A newfound treat of walking up Berkeley’s three-block-short Center Street is the probability of peeking through BAMPFA’s large south-facing windows to see what’s up on the museum’s art wall. Taking up the entire first floor and dipping into the graded amphitheater of its basement, the art wall hosts commissioned murals and installations by artists from around the globe.
What you’ll find if you stroll by the museum until July of 2018 is a mural of four riveting larger-than-life portraits by South African illustrator and street artist Karabo Poppy Moletsane. At 25, Moletsane is the youngest artist yet to take up space on the art wall, which has featured projects by Qiu Zhijie, Lawrence Weiner and Terri Friedman.
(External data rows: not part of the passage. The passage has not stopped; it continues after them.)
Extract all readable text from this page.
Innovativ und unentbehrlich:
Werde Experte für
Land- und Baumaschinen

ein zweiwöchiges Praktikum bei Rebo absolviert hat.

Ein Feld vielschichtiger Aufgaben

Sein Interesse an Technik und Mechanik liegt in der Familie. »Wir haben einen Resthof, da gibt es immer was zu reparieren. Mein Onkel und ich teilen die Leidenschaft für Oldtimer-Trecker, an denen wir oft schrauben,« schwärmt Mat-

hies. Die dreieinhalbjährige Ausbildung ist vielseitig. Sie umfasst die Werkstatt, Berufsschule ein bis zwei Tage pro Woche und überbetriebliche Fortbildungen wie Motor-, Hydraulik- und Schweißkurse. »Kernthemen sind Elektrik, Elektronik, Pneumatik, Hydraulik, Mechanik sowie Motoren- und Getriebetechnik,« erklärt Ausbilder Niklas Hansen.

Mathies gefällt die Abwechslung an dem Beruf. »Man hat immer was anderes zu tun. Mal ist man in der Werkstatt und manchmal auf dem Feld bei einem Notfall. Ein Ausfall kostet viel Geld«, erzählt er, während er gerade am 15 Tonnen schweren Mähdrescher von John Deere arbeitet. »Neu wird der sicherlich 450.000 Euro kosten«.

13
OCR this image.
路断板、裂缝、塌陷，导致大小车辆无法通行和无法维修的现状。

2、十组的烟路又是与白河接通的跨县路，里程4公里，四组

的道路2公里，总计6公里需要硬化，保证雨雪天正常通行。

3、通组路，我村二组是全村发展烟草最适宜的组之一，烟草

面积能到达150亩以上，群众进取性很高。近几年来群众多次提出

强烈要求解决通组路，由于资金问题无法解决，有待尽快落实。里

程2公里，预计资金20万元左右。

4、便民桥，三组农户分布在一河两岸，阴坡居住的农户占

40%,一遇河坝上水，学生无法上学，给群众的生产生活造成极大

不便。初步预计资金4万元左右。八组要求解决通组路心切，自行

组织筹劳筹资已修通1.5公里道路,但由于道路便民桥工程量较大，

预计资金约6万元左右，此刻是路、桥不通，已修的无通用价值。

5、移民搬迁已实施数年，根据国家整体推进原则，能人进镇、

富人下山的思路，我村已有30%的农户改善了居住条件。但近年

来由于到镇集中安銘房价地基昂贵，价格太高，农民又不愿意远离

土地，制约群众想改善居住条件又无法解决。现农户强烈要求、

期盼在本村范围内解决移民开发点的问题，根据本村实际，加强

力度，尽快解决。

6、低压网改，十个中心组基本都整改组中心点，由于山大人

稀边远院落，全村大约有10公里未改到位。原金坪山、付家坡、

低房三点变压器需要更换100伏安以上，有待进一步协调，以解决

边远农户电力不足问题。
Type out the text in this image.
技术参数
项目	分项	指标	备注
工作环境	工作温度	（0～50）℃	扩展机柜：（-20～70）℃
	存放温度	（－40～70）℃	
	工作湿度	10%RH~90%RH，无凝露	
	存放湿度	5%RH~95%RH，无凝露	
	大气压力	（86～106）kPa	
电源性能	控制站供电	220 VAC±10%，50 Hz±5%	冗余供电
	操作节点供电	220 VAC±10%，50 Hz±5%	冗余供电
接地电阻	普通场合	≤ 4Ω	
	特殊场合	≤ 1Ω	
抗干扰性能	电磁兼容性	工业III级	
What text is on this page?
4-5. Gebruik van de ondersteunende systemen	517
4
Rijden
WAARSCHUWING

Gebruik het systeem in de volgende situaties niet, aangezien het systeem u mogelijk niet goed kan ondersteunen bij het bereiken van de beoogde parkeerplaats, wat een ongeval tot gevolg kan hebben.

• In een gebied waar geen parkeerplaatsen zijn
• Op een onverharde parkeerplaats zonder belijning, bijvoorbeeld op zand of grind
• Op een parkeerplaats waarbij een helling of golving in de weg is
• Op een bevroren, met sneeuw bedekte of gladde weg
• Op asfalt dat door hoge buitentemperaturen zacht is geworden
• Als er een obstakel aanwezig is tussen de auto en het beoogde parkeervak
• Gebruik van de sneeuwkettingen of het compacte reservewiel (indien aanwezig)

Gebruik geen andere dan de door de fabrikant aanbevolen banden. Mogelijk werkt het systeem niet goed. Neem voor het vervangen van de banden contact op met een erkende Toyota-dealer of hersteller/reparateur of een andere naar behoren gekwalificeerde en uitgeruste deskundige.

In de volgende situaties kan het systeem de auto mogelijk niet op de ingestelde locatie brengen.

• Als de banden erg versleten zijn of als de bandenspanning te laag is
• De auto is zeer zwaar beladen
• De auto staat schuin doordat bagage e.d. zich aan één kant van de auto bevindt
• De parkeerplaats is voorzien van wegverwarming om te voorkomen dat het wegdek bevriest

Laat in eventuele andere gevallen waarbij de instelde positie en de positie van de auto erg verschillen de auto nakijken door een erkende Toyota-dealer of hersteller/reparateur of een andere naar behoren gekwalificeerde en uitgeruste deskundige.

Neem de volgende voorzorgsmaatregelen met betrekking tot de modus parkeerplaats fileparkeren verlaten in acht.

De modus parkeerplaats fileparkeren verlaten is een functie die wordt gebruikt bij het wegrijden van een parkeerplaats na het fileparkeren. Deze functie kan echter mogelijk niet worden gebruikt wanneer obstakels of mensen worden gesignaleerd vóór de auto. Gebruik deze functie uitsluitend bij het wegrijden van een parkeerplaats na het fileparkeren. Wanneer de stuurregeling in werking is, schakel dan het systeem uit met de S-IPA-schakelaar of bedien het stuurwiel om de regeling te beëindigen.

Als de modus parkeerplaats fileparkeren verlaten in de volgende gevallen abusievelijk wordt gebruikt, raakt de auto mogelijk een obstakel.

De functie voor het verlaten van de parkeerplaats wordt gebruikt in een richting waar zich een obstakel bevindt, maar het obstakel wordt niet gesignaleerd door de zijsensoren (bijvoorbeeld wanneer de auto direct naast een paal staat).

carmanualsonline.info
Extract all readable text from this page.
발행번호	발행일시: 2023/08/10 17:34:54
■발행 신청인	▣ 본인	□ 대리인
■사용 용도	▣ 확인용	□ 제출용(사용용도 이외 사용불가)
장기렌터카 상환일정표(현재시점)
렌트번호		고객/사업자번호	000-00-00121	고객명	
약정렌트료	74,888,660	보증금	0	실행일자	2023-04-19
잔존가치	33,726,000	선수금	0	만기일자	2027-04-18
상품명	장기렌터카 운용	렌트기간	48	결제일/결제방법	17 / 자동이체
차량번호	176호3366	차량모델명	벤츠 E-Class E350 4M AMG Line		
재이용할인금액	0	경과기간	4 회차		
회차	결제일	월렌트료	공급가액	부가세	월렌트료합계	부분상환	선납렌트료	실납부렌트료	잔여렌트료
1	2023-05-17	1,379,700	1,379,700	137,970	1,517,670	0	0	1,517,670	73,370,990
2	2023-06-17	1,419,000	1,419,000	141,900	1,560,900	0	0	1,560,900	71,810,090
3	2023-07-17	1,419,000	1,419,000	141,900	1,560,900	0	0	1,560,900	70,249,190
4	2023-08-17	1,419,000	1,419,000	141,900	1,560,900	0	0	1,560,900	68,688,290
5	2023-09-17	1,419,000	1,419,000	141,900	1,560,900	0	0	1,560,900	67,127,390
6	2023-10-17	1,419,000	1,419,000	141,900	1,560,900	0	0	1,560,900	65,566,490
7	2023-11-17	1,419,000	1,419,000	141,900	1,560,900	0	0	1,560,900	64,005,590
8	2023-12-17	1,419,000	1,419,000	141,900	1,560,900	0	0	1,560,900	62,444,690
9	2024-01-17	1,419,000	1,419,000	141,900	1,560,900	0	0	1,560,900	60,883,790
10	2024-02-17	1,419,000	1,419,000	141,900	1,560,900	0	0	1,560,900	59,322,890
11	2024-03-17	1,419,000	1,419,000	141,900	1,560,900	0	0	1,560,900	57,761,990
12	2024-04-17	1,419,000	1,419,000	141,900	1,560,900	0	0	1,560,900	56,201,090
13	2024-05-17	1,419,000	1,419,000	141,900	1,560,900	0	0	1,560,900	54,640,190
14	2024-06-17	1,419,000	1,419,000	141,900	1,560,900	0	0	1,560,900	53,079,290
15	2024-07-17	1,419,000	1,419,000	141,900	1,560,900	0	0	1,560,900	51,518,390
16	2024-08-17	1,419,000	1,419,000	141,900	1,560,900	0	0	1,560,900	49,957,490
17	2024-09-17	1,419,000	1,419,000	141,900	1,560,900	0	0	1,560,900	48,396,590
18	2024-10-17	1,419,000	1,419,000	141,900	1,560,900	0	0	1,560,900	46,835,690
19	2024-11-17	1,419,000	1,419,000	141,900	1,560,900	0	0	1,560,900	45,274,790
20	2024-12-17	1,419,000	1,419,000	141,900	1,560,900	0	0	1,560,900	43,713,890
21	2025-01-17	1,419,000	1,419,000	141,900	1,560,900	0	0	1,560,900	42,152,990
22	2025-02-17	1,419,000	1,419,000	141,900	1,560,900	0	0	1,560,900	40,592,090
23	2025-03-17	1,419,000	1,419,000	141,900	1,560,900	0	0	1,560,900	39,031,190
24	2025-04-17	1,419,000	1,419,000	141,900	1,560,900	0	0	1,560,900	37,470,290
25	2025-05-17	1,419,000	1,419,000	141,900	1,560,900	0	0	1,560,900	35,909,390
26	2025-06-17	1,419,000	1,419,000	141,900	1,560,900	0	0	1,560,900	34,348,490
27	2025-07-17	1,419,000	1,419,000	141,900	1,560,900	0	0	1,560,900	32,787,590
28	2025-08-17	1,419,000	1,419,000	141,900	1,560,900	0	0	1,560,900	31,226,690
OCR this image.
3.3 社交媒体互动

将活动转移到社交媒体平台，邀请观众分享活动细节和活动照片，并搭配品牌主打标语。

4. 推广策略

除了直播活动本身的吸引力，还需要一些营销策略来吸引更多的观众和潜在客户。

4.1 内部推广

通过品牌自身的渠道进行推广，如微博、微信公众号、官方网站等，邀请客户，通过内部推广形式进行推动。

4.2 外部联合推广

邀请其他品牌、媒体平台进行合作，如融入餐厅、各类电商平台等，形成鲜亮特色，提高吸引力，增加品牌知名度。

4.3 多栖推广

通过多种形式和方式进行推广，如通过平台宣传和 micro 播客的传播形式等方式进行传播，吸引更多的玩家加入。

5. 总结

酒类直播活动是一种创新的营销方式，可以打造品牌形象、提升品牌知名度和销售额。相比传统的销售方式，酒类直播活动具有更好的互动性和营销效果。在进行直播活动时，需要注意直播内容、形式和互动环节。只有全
In late November, the artist completed her portraits in warm mustards and rich blues, with a motif of organic lines that vibrate around the curves of her subject’s faces, the kinks of their hair and the folds of their clothes. “The theme that I take whenever I take photographs of people is just people I think are a good representation of where South Africa is now and where South Africa is headed as well aesthetically,” she says.
As such, the artist has found subjects in a fashion blogger in Johannesburg, a parishioner of the Zionist Christian Church in Pretoria, a skhothane (a member of a sartorially inclined subculture with pyromaniac tendencies who burn their barely worn designer clothes) and a sharply coiffed young man fresh out of the barbershop. Occupying most of the 60-by-25-foot wall, each of the four faces wears a focused stare, the kind demanded by an afternoon sun.
Moletsane explains the colorful bags under the eyes of her subjects draw a focus to their gaze and represent South Africa’s grave history of institutionalized racism and segregation. “We’re not pretending that apartheid didn’t happen,” she says, “but we’re trying to consciously be aware of the effect that it had and trying to look at a positive way to use that to then build the country as strong as it could be.” To that end, beams of light and halo-like effects emanate from her mural’s subjects.

Moletsane’s South African identity, along with the scale and contrast required by street art, shape a great part of her work. But the root of her style lies in her fascination with the idea of an African aesthetic. She admits this is not a singular concept but rather, she explains, a collection of hybridized visual vocabularies that centralize native African culture.